Als Jozef en Maria met het Kind Jezus op het tempelplein zijn is daar de priester Simeon. Door de Heilige Geest daar gebracht. Hij zegent hen en spreekt over zwaard en zegen. Hij ziet in het Kind het heil, de Zaligmaker, voor alle volken. Zo komt de boodschap van het Evangelie van Christus die naar deze wereld kwam om te lijden tot ons.

Lukas 2 vers 33-35: ‘[33] En Jozef en Zijn moeder verwonderden zich over hetgeen van Hem gezegd werd. [34] En Simeon zegende henlieden, en zeide tot Maria, Zijn moeder: Zie, Deze wordt gezet tot een val en opstanding veler in Israël, en tot een teken, dat wedersproken zal worden. [35] (En ook een zwaard zal door uw eigen ziel gaan) opdat de gedachten uit vele harten geopenbaard worden’.

De laatste Kerstjubel in Jeruzalem

  1. Spreekt van verwondering voor de zegen;
  2. Spreekt van het zwaard onder de zegen;
  3. Spreekt van zegen boven het zwaard.

Gemeente, kerktelefoonluisteraars, in de tekstwoorden ontmoeten we Simeon, Jozef en Maria en het Kindeken Jezus op het tempelplein in Jeruzalem. Juist op het moment dat priester Simeon na de ordening van Melchizedek de handen uitstrekt over Jezus en Jozef en Maria. Zwaard en zegen. We zullen niet spreken over de voorstelling in de tempel, of de eerste keer van Jezus in het huis van de Vader of over armen die vertroost worden. Maar vanavond richten we ons wat Simeon zegt: zegen en zwaard. En wel op een heel bijzondere wijze waar onze Borg en Middelaar aan God de Vader is voorgesteld.

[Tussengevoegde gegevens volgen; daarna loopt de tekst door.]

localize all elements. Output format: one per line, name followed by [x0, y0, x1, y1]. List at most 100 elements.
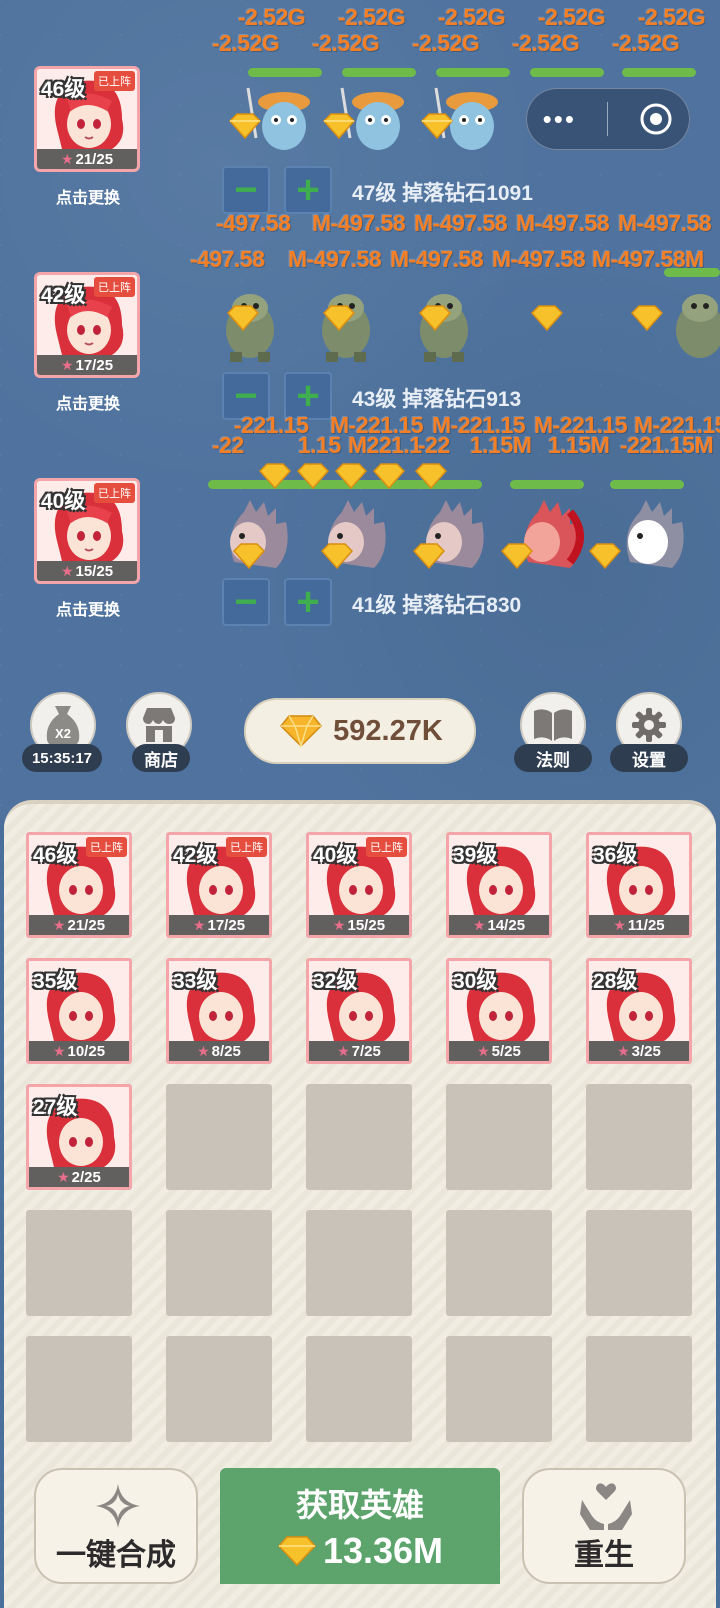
- empty-slot[interactable]: [306, 1084, 412, 1190]
- empty-slot[interactable]: [446, 1210, 552, 1316]
- swap-hero-link[interactable]: 点击更换: [24, 184, 152, 208]
- drop-info: 41级 掉落钻石830: [352, 594, 522, 617]
- star-icon: ★: [60, 356, 74, 373]
- empty-slot[interactable]: [586, 1084, 692, 1190]
- diamond-icon: [420, 113, 454, 140]
- close-miniprogram-icon[interactable]: [639, 102, 673, 136]
- damage-text: M-497.58: [288, 246, 382, 272]
- star-icon: ★: [477, 1042, 490, 1059]
- diamond-amount: 592.27K: [333, 714, 443, 747]
- auto-merge-button[interactable]: 一键合成: [34, 1468, 198, 1584]
- hero-card[interactable]: 40级 已上阵 ★ 15/25: [34, 478, 140, 584]
- hero-star-bar: ★ 21/25: [29, 915, 129, 935]
- hero-slot[interactable]: 40级 已上阵 ★ 15/25: [306, 832, 412, 938]
- gear-icon: [632, 708, 666, 742]
- star-icon: ★: [613, 916, 626, 933]
- swap-hero-link[interactable]: 点击更换: [24, 390, 152, 414]
- hero-star-bar: ★ 5/25: [449, 1041, 549, 1061]
- damage-text: -2.52G: [538, 4, 606, 30]
- drop-info: 47级 掉落钻石1091: [352, 182, 533, 205]
- hero-stars: 15/25: [75, 562, 114, 580]
- empty-slot[interactable]: [306, 1210, 412, 1316]
- hero-slot[interactable]: 33级 ★ 8/25: [166, 958, 272, 1064]
- swap-hero-link[interactable]: 点击更换: [24, 596, 152, 620]
- sparkle-icon: [96, 1484, 140, 1528]
- empty-slot[interactable]: [446, 1336, 552, 1442]
- monster-hp-bar: [248, 68, 322, 77]
- diamond-icon: [334, 463, 368, 490]
- empty-slot[interactable]: [586, 1210, 692, 1316]
- diamond-icon: [322, 113, 356, 140]
- hero-level: 27级: [33, 1096, 78, 1119]
- star-icon: ★: [197, 1042, 210, 1059]
- empty-slot[interactable]: [26, 1336, 132, 1442]
- hero-star-bar: ★ 15/25: [309, 915, 409, 935]
- diamond-icon: [414, 463, 448, 490]
- empty-slot[interactable]: [166, 1336, 272, 1442]
- x2-text: X2: [55, 726, 71, 741]
- damage-text: -497.58: [190, 246, 265, 272]
- diamond-icon: [412, 543, 446, 570]
- recruit-hero-button[interactable]: 获取英雄 13.36M: [220, 1468, 500, 1584]
- hero-level: 39级: [453, 844, 498, 867]
- hero-level: 40级: [41, 490, 86, 513]
- damage-text: -22: [418, 432, 450, 458]
- monster-hp-bar: [342, 68, 416, 77]
- hero-stars: 17/25: [75, 356, 114, 374]
- hero-slot[interactable]: 42级 已上阵 ★ 17/25: [166, 832, 272, 938]
- damage-text: -2.52G: [612, 30, 680, 56]
- drop-info: 43级 掉落钻石913: [352, 388, 522, 411]
- hero-slot[interactable]: 46级 已上阵 ★ 21/25: [26, 832, 132, 938]
- hero-level: 42级: [41, 284, 86, 307]
- empty-slot[interactable]: [586, 1336, 692, 1442]
- hero-level: 35级: [33, 970, 78, 993]
- empty-slot[interactable]: [26, 1210, 132, 1316]
- damage-text: M-497.58: [618, 210, 712, 236]
- empty-slot[interactable]: [166, 1084, 272, 1190]
- star-icon: ★: [60, 150, 74, 167]
- rules-label: 法则: [514, 744, 592, 772]
- deployed-badge: 已上阵: [86, 837, 127, 857]
- minus-button[interactable]: −: [222, 578, 270, 626]
- diamond-icon: [322, 305, 356, 332]
- hero-card[interactable]: 42级 已上阵 ★ 17/25: [34, 272, 140, 378]
- hero-slot[interactable]: 36级 ★ 11/25: [586, 832, 692, 938]
- damage-text: M-497.58: [492, 246, 586, 272]
- empty-slot[interactable]: [446, 1084, 552, 1190]
- star-icon: ★: [52, 916, 66, 933]
- empty-slot[interactable]: [306, 1336, 412, 1442]
- rebirth-button[interactable]: 重生: [522, 1468, 686, 1584]
- hero-slot[interactable]: 39级 ★ 14/25: [446, 832, 552, 938]
- hero-card[interactable]: 46级 已上阵 ★ 21/25: [34, 66, 140, 172]
- hero-stars: 15/25: [347, 916, 386, 934]
- damage-text: M-497.58: [516, 210, 610, 236]
- hero-star-bar: ★ 7/25: [309, 1041, 409, 1061]
- empty-slot[interactable]: [166, 1210, 272, 1316]
- damage-text: -2.52G: [312, 30, 380, 56]
- hero-star-bar: ★ 14/25: [449, 915, 549, 935]
- damage-text: M-497.58: [390, 246, 484, 272]
- hero-stars: 10/25: [67, 1042, 106, 1060]
- star-icon: ★: [617, 1042, 630, 1059]
- hero-slot[interactable]: 27级 ★ 2/25: [26, 1084, 132, 1190]
- hero-stars: 21/25: [67, 916, 106, 934]
- hero-level: 46级: [41, 78, 86, 101]
- hero-slot[interactable]: 32级 ★ 7/25: [306, 958, 412, 1064]
- damage-text: -2.52G: [412, 30, 480, 56]
- more-icon[interactable]: •••: [543, 104, 576, 135]
- shop-label: 商店: [132, 744, 190, 772]
- hero-star-bar: ★ 15/25: [37, 561, 137, 581]
- diamond-icon: [372, 463, 406, 490]
- miniprogram-capsule: •••: [526, 88, 690, 150]
- hero-stars: 14/25: [487, 916, 526, 934]
- diamond-icon: [588, 543, 622, 570]
- star-icon: ★: [52, 1042, 66, 1059]
- hero-slot[interactable]: 35级 ★ 10/25: [26, 958, 132, 1064]
- hero-slot[interactable]: 30级 ★ 5/25: [446, 958, 552, 1064]
- monster-hp-bar: [664, 268, 720, 277]
- lane-3: -221.15 M-221.15 M-221.15 M-221.15 M-221…: [0, 412, 720, 626]
- plus-button[interactable]: +: [284, 578, 332, 626]
- damage-text: -2.52G: [438, 4, 506, 30]
- hero-slot[interactable]: 28级 ★ 3/25: [586, 958, 692, 1064]
- star-icon: ★: [57, 1168, 70, 1185]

Jozef en Maria hebben twee tortelduiven of jonge duivel geofferd. En dit moment dat Jozef en Maria op het tempelplein komen is een kantelpunt. Het Oude Testament overgaat in het Nieuwe Testament. Dit is de laatste keer dat we de Kerstjubel horen.

1. Spreekt van verwondering voor de zegen

En Jozef en Maria verwonderen zich over wat van Hem gezegd is. Jozef en Maria doen precies wat in de wet van Mozes is voorgeschreven, Thorah. Veertig dagen. Vrouw is veertig dagen onrein. Ouders brengen eerstgeboren kind naar de tempel om te reinigen en te worden geofferd. Woordelijk neemt Lukas over wat er is beschreven. Dan is het wel wonderlijk dat Lukas niet zegt wat ze hebben geofferd. Wat hij wel zegt is dat zij alles wat de wet hen voorschrijft hebben gedaan en terugkeerden naar Nazareth.

In het voorgelezen Schriftgedeelte horen we zes keer over de wet van God, de wet Mozes. Wat wil dat benadrukken? Wil Lukas laten zien dat Jozef en Maria gelovige mensen waren? Nee. Maar dat Christus in de heilsgeschiedenis wordt gelegd. Gewijd en geheiligd aan God. Deuteronomium 13. De eerstegeborene. De God van het verbond de God van het leven is. De Ik ben die Ik ben. Het volk verlost heeft van het systematisch doden van wat Farao deed met de eerstgeborene door ze te doden.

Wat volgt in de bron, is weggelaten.